Atelier


Philippe Lejeune

Génétique et autobiographie

Extrait de la communication de Philippe Lejeune lors de la session CLELIA 2007, actes à paraître en 2008 dans le numéro 28 de la revue Lalies. Ce dossier est publié dans l'atelier de Fabula avec l'aimable autorisation de l'association CLELIA et de Daniel Petit pour la revue Lalies.

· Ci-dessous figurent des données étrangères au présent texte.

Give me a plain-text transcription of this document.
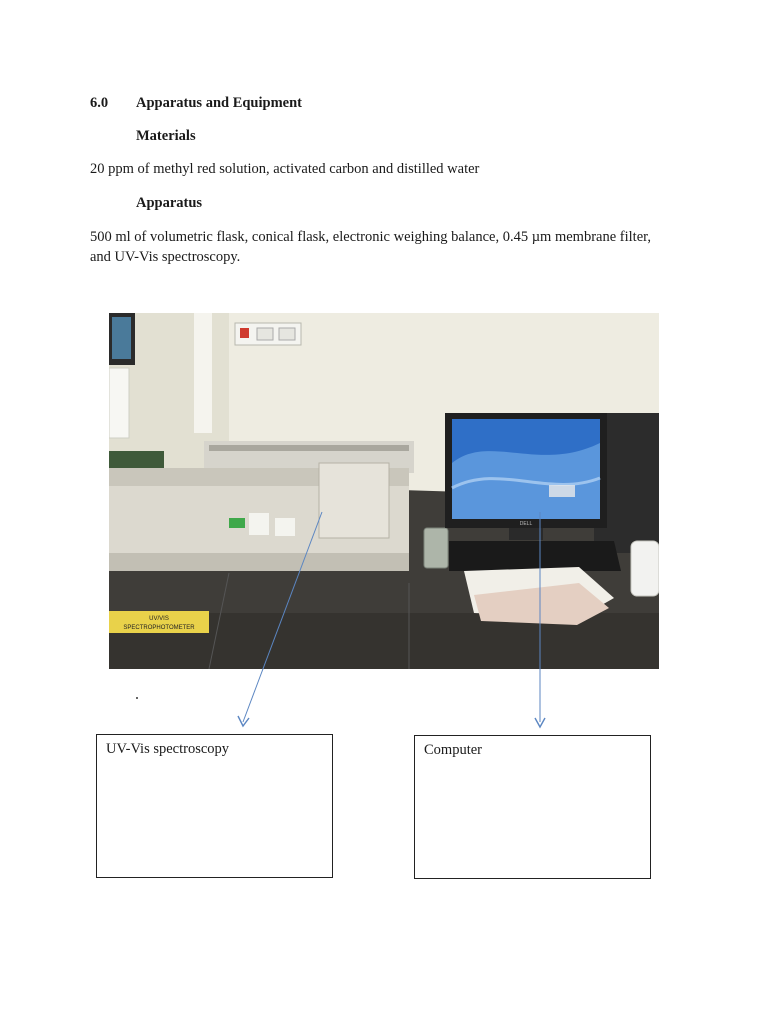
6.0 Apparatus and Equipment
Materials
20 ppm of methyl red solution, activated carbon and distilled water
Apparatus
500 ml of volumetric flask, conical flask, electronic weighing balance, 0.45 µm membrane filter,
and UV-Vis spectroscopy.
UV/VIS
SPECTROPHOTOMETER
DELL
UV-Vis spectroscopy	Computer
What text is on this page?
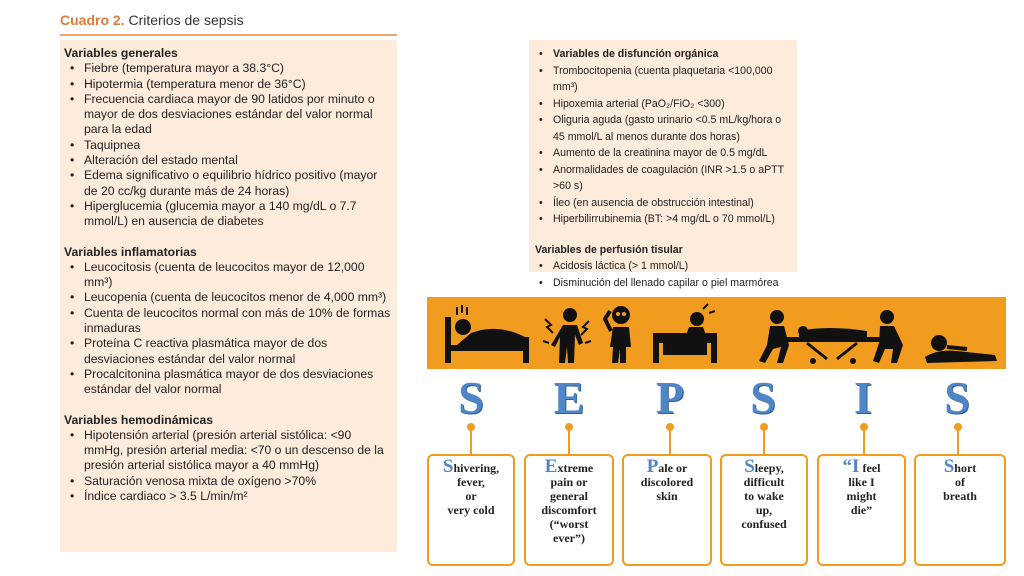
Cuadro 2. Criterios de sepsis

Variables generales

• Fiebre (temperatura mayor a 38.3°C)
• Hipotermia (temperatura menor de 36°C)
• Frecuencia cardiaca mayor de 90 latidos por minuto o mayor de dos desviaciones estándar del valor normal para la edad
• Taquipnea
• Alteración del estado mental
• Edema significativo o equilibrio hídrico positivo (mayor de 20 cc/kg durante más de 24 horas)
• Hiperglucemia (glucemia mayor a 140 mg/dL o 7.7 mmol/L) en ausencia de diabetes

Variables inflamatorias

• Leucocitosis (cuenta de leucocitos mayor de 12,000 mm³)
• Leucopenia (cuenta de leucocitos menor de 4,000 mm³)
• Cuenta de leucocitos normal con más de 10% de formas inmaduras
• Proteína C reactiva plasmática mayor de dos desviaciones estándar del valor normal
• Procalcitonina plasmática mayor de dos desviaciones estándar del valor normal

Variables hemodinámicas

• Hipotensión arterial (presión arterial sistólica: <90 mmHg, presión arterial media: <70 o un descenso de la presión arterial sistólica mayor a 40 mmHg)
• Saturación venosa mixta de oxígeno >70%
• Índice cardiaco > 3.5 L/min/m²
• Variables de disfunción orgánica
• Trombocitopenia (cuenta plaquetaria <100,000 mm³)
• Hipoxemia arterial (PaO₂/FiO₂ <300)
• Oliguria aguda (gasto urinario <0.5 mL/kg/hora o 45 mmol/L al menos durante dos horas)
• Aumento de la creatinina mayor de 0.5 mg/dL
• Anormalidades de coagulación (INR >1.5 o aPTT >60 s)
• Íleo (en ausencia de obstrucción intestinal)
• Hiperbilirrubinemia (BT: >4 mg/dL o 70 mmol/L)

Variables de perfusión tisular

• Acidosis láctica (> 1 mmol/L)
• Disminución del llenado capilar o piel marmórea
S	E	P	S	I	S
Shivering,
fever,
or
very cold
Extreme
pain or
general
discomfort
(“worst
ever”)
Pale or
discolored
skin
Sleepy,
difficult
to wake
up,
confused
“I feel
like I
might
die”
Short
of
breath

8 – Ariane Grimm (1974-1975)


Le corpus

Ariane Grimm est une jeune adolescente, morte à 18 ans en 1985 dans un accident de moto, dont la mère, Gisèle Grimm, a ensuite publié une partie du journal, ses quatre derniers cahiers: La Flambe. Journal d'une jeune fille, Belfond, 1987 (puis J'ai lu, 1988). J'ai fait la connaissance de Gisèle Grimm en 1989. Tous les manuscrits sont pour l'instant conservés dans sa chambre d'Ariane, dans ses placards, laissés intacts. Je les ai découverts progressivement. J'ai d'abord regardé les quatre cahiers, pour vérifier l'exactitude de l'édition. Puis j'ai appris qu'ils étaient les derniers d'une série de 17 cahiers, tenus de 10 à 16 ans. Catherine Bogaert et moi, nous les avons exposés dans une vitrine spéciale, de 7 mètres de long, à l'entrée de l'exposition Un journal à soi, à la Bibliothèque municipale de Lyon, en 1997. Nous avions été obligés, pour chaque cahier, de choisir une page, choix déchirant, tant tout y était original. J'ai alors imaginé un autre mode d'exposition: faire lire le journal en continu par une caméra numérique, en tournant les pages. Mon idée a été réalisée par Rolland Allard, pour un documentaire de 26 minutes «Bonjour, petit Copper» (Morgane Production, 1998), diffusé sur Arte (soirée Thema sur le journal). C'est seulement après, remontant dans le temps, que Gisèle Grimm a retrouvé les premiers journaux d'Ariane, tenus en 1974-75, pendant l'année de son CE1, passés jusque-là inaperçus dans la masse du fourmillant atelier d'écriture de l'enfant puis de l'adolescente: dessins, bandes dessinées, romans, lettres, listes, etc. Ces journaux d'enfance ont été présentés pour la première fois dans le livre-album que j'ai fait avec Catherine Bogaert, Un journal à soi. Histoire d'une pratique, éd. Textuel, 2003, p. 134-135.

L'enjeu

Où y a-t-il plus «genèse» que dans ces commencements absolus? Ariane est une petite fille de sept ans qui vient juste d'apprendre à écrire, qui découvre le calendrier, qui s'interroge sur son identité et qui, entre octobre et juin, s'y reprend à cinq fois pour se fabriquer un journal, qu'elle finira cinq fois par abandonner, tout allant vite à vau l'eau! Mais chaque fois, elle s'y prend d'une manière nouvelle, variant la forme du support, avançant peu à peu vers une expression plus précise, plus personnelle. En octobre, elle est juste capable d'écrire la date et de la décorer; en juin, elle en est à dresser la comptabilité de ses rêves, et à des esquisses autobiographiques! Son apprentissage se nourrit de l'école, des lectures, de la connaissance des agendas de sa mère. Finalement, de huit à dix ans, elle abandonnera le journal et n'y reviendra pour de bon qu'après deux ans d'apprentissage de la fiction, quand elle aura, par projection, appris à se construire une «identité narrative». Un double fictif, Line ou Limine, continuera d'ailleurs longtemps à hanter son journal d'adolescente…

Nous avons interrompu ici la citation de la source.